Oil prices are predicted to fall sharply as OPEC+ increases production amidst ongoing geopolitical tensions. As of 05:00 GMT on May 4, 2026, Brent crude was essentially flat at $108.11. The global daily oil production has faced significant reductions due to the closure of the Strait of Hormuz and attacks on energy infrastructure.
Prior to this announcement, Brent crude prices had surged nearly 50 percent since the start of the war. The closure of the Strait of Hormuz has drastically limited maritime traffic, with only 20 vessels crossing recently compared to an average of 129 before the conflict began.
OPEC+ has now agreed to increase oil production by 188,000 barrels per day starting in June 2026. This decision aims to alleviate some pressure on the global oil market and stabilize prices affected by ongoing geopolitical issues.

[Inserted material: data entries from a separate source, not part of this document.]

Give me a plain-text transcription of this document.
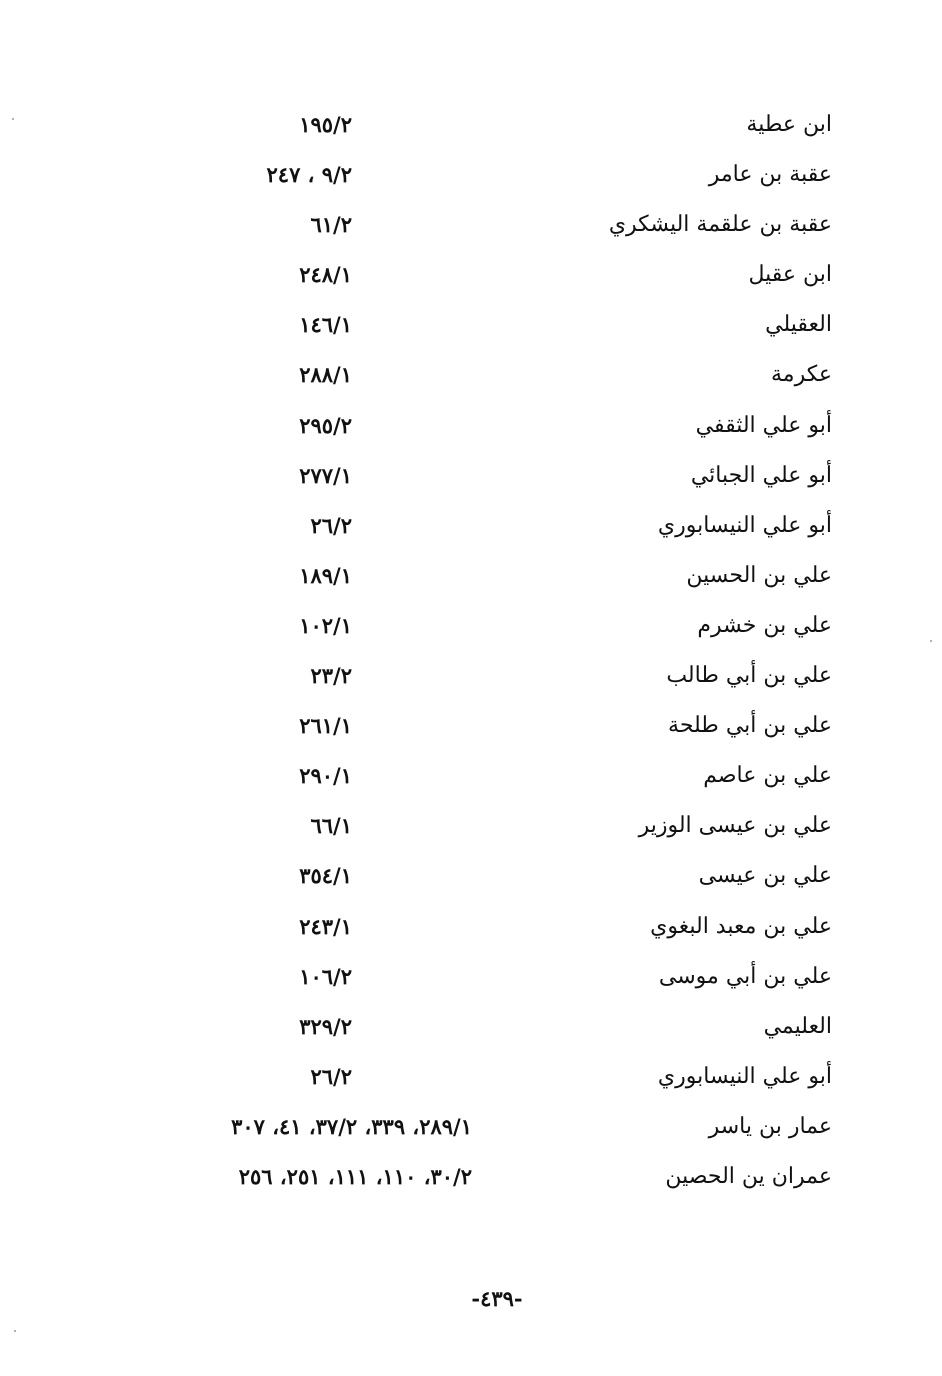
ابن عطية
١٩٥/٢
عقبة بن عامر
٩/٢ ، ٢٤٧
عقبة بن علقمة اليشكري
٦١/٢
ابن عقيل
٢٤٨/١
العقيلي
١٤٦/١
عكرمة
٢٨٨/١
أبو علي الثقفي
٢٩٥/٢
أبو علي الجبائي
٢٧٧/١
أبو علي النيسابوري
٢٦/٢
علي بن الحسين
١٨٩/١
علي بن خشرم
١٠٢/١
علي بن أبي طالب
٢٣/٢
علي بن أبي طلحة
٢٦١/١
علي بن عاصم
٢٩٠/١
علي بن عيسى الوزير
٦٦/١
علي بن عيسى
٣٥٤/١
علي بن معبد البغوي
٢٤٣/١
علي بن أبي موسى
١٠٦/٢
العليمي
٣٢٩/٢
أبو علي النيسابوري
٢٦/٢
عمار بن ياسر
٢٨٩/١، ٣٣٩، ٣٧/٢، ٤١، ٣٠٧
عمران ين الحصين
٣٠/٢، ١١٠، ١١١، ٢٥١، ٢٥٦
-٤٣٩-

Experts predict that this increase in supply will lead to a decline in crude oil prices. Scott Besant stated, “Crude oil prices should fall after the recent war situation.” He emphasized that improved conditions could help restore balance in the market.
However, uncertainties remain. The effectiveness of OPEC+’s production increase in stabilizing prices is still unclear. Additionally, Iran’s threats against shipping in the Gulf continue to pose risks for energy disruption.
June Goh noted that “global observable oil inventories are starting to fall sharply,” suggesting that market sentiment may be impacted more by inventory levels than political statements regarding the Strait’s reopening.
The situation continues to evolve, with potential implications for global oil supply and pricing dynamics. Any American interference in the strait would be considered a breach of their truce, according to Ebrahim Azizi.
The next few weeks will be critical as OPEC+ implements its production increase and monitors developments in the Strait of Hormuz.